Si la pauvreté n'a pas "explosé" au cours de la dernière décennie en France, elle n'a pas pour autant reculé et l'Observatoire des inégalités s'inquiète jeudi dans un rapport de pauvres toujours plus jeunes ou élevant seuls leurs enfants. Ce travail indépendant, premier du genre, qui compile et analyse les données officielles disponibles sur la pauvreté, veut dresser un "état des lieux" et "donner des visages aux personnes concernées".
"Une augmentation significative". Entre 2006 et 2016, le nombre de personnes pauvres vivant sous un seuil établi à 50% du revenu médian (855 euros par mois pour une personne seule) est passé de 4,4 à 5 millions, a indiqué lors d'une conférence de presse Anne Brunner, cheffe de projet de ce rapport rendu public jeudi. "Ce n'est pas une explosion de la misère mais tout de même une augmentation significative, et un retournement de la tendance des dernières décennies qui allait vers une réduction des inégalités", a-t-elle analysé.
Le chômage trop élevé en partie en cause. Cette évolution est principalement due à des facteurs démographiques, en particulier la progression du nombre de familles monoparentales aux faibles revenus, à la croissance qui demeure faible et à un niveau de chômage élevé, est-il expliqué dans le rapport. Ainsi, 25% des pauvres vivent dans une famille monoparentale, 67% ont au plus un CAP, la même proportion vit dans les grandes villes ou en périphérie, et 65% ont moins de 20 ans. "Les enfants, les adolescents et les jeunes adultes, souvent en difficulté d'insertion sur le marché du travail sont les premiers concernés", selon l'Observatoire.

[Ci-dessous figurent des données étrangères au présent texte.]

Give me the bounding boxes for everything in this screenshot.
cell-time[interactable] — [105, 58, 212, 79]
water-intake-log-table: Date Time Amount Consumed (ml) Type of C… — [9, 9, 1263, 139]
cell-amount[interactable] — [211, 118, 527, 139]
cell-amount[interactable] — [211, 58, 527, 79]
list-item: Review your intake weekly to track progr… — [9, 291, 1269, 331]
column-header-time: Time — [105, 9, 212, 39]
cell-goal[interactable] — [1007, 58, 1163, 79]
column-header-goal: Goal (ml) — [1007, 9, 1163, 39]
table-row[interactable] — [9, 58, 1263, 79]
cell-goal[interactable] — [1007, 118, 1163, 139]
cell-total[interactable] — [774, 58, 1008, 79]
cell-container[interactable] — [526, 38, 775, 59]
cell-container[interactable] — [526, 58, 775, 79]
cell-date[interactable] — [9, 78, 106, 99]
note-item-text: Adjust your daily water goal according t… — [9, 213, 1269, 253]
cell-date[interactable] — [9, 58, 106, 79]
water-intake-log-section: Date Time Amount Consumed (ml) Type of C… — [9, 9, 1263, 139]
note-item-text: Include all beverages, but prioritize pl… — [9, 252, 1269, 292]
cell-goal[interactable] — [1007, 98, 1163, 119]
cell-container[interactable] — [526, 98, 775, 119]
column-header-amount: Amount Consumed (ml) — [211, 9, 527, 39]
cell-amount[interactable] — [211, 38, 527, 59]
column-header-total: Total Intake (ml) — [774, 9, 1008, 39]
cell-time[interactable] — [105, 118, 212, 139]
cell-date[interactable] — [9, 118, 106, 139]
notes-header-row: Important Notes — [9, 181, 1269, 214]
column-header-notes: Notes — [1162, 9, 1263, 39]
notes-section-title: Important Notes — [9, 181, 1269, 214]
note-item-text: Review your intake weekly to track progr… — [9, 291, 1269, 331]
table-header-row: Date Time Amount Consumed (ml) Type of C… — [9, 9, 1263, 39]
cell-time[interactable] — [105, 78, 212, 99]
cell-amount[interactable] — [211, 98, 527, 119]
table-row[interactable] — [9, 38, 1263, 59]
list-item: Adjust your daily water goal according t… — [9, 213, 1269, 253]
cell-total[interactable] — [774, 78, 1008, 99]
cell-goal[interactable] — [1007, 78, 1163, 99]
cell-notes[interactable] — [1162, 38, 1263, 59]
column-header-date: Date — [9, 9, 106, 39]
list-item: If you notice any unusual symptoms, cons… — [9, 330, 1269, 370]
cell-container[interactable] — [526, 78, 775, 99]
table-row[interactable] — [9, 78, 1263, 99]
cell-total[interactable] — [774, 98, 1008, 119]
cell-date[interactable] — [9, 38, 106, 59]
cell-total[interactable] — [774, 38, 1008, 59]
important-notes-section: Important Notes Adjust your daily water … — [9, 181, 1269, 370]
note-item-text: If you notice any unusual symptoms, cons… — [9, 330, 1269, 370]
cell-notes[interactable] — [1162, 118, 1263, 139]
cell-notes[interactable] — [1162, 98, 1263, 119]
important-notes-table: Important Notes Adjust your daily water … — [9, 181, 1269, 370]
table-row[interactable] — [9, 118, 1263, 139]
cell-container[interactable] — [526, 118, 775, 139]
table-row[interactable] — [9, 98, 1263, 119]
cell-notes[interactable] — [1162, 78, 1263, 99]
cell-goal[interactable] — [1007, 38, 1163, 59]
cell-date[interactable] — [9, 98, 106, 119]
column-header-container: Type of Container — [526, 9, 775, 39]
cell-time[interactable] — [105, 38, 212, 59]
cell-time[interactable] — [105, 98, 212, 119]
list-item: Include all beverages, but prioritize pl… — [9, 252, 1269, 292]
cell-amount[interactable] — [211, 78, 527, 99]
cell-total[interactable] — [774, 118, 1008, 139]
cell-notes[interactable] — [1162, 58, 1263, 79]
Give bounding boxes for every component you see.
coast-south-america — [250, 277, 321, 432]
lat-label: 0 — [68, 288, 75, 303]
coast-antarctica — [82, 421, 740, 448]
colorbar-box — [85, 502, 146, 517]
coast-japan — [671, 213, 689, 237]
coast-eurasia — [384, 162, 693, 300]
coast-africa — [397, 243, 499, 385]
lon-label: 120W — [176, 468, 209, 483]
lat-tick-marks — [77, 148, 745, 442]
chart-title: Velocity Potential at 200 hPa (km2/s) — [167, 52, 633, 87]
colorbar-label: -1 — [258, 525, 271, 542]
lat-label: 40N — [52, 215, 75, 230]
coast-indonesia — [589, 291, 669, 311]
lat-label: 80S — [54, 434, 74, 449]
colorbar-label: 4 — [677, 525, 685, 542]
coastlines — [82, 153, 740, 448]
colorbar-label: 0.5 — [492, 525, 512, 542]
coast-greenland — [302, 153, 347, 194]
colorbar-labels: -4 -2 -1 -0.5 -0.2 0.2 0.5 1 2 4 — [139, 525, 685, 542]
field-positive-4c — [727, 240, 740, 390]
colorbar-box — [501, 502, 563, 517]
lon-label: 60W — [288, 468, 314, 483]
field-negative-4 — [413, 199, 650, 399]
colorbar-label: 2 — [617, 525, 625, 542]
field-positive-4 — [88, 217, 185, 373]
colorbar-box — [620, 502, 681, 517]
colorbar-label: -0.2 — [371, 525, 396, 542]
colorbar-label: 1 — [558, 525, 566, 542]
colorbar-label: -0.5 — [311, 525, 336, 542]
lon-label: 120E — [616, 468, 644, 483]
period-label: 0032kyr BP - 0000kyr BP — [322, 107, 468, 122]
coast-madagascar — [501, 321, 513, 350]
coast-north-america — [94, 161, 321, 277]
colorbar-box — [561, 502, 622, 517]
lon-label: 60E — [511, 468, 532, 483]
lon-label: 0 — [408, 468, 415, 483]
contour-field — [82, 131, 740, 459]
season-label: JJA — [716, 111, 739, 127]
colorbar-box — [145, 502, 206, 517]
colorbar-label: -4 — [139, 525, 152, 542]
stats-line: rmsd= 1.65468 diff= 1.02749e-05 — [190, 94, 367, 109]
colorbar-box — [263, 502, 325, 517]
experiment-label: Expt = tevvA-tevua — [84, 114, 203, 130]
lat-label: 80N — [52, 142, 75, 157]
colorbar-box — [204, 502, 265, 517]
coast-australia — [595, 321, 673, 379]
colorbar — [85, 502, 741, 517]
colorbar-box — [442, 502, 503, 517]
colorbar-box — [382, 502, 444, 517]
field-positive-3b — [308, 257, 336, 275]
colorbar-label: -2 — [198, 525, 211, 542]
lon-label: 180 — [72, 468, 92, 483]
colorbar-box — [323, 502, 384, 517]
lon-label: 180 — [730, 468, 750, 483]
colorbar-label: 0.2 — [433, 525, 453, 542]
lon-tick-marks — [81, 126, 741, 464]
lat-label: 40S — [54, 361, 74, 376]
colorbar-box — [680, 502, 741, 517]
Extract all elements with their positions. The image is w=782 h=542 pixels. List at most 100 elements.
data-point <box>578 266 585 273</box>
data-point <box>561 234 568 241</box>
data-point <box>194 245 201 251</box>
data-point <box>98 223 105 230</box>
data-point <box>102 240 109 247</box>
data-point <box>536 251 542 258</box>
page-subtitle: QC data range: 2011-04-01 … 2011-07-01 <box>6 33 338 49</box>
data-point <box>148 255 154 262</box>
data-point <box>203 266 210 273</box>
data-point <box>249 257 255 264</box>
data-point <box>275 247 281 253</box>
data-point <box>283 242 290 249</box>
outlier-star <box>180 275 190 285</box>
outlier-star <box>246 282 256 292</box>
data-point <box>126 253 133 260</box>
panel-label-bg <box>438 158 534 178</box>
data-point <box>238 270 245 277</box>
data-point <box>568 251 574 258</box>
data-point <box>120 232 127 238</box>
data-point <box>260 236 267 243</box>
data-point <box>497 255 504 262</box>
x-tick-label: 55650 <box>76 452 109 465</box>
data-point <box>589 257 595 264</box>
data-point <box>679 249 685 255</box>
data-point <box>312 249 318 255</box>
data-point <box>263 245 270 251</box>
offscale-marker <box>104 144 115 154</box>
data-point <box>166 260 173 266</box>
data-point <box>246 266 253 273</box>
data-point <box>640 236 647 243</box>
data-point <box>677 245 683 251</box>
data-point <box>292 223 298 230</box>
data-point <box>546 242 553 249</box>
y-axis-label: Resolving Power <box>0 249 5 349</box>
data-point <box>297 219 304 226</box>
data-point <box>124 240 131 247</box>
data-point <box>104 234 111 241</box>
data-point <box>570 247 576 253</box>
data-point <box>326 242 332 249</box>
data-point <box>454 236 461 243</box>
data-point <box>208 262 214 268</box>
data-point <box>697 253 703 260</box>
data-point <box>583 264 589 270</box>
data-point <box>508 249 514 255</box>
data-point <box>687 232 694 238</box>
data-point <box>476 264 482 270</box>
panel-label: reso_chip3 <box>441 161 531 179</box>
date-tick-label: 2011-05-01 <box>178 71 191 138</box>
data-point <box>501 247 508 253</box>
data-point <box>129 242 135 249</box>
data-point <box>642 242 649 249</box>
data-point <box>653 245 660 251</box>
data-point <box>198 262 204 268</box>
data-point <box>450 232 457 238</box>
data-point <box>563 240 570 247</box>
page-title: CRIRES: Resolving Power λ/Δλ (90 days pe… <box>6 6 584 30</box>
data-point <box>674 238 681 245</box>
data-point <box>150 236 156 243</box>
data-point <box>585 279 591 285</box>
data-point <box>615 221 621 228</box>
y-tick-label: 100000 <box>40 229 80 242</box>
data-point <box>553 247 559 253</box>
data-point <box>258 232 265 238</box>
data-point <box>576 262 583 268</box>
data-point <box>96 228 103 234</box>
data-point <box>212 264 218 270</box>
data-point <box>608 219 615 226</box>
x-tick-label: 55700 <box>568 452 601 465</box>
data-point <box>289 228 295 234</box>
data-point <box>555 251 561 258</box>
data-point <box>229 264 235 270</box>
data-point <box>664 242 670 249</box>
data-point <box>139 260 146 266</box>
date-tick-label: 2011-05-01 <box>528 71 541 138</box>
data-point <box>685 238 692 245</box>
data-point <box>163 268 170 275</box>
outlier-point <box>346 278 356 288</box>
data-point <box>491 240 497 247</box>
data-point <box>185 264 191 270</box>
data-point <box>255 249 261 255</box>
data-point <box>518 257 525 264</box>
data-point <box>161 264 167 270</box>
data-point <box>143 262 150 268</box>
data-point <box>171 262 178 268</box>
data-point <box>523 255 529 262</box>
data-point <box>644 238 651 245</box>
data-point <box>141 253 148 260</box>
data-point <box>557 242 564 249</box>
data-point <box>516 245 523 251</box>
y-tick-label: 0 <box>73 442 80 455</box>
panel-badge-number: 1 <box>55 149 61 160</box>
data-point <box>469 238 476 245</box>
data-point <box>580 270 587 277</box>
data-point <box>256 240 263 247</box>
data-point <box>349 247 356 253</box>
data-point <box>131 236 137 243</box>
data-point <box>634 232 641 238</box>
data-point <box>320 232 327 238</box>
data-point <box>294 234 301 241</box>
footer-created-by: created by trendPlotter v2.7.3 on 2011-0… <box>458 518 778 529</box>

Enfants et familles monoparentales en première ligne. En 2015, 1,7 million d'enfants vivaient dans un ménage en difficulté, dont certains "à la rue, dans des hôtels peu confortables, ou des logements de fortune", écrivent les auteurs, se basant sur le chiffre Insee de 30.000 enfants vivant avec un parent sans domicile et recourant aux services d'hébergement d'urgence. Les familles monoparentales, majoritairement des femmes, ont également été "fortement impactées" par la pauvreté ces dernières années. Elles représentent près "d'un quart de la population pauvre", une proportion très supérieure à la part de ces familles dans la population, et 19% vivent sous le seuil de pauvreté, a poursuivi Anne Brunner.
Une pauvreté moins grande que dans les autres pays européens. Pour Louis Maurin, directeur de l'Observatoire des inégalités, le plan pauvreté présenté mi-septembre par Emmanuel Macron fait "peu pour aider ces familles" et, de plus, "fait semblant d'agir à la racine en voulant donner la priorité aux enfants". "Il faut agir pour les enfants mais la racine de la pauvreté c'est la précarité de leurs parents, les bas salaires, le chômage", a-t-il taclé.
Malgré tout, la France est l'un des pays d'Europe qui a le plus bas taux de grande pauvreté (situé à moins de 40% du niveau de vie médian, soit 684 euros mensuels) : 3,1% de la population contre une moyenne européenne de 6,4%. "Si notre modèle social ne réussit pas à protéger une part importante de nos concitoyens du manque ou de la précarité, elle contient tout du moins la grande misère mieux qu'ailleurs", souligne Anne Brunner.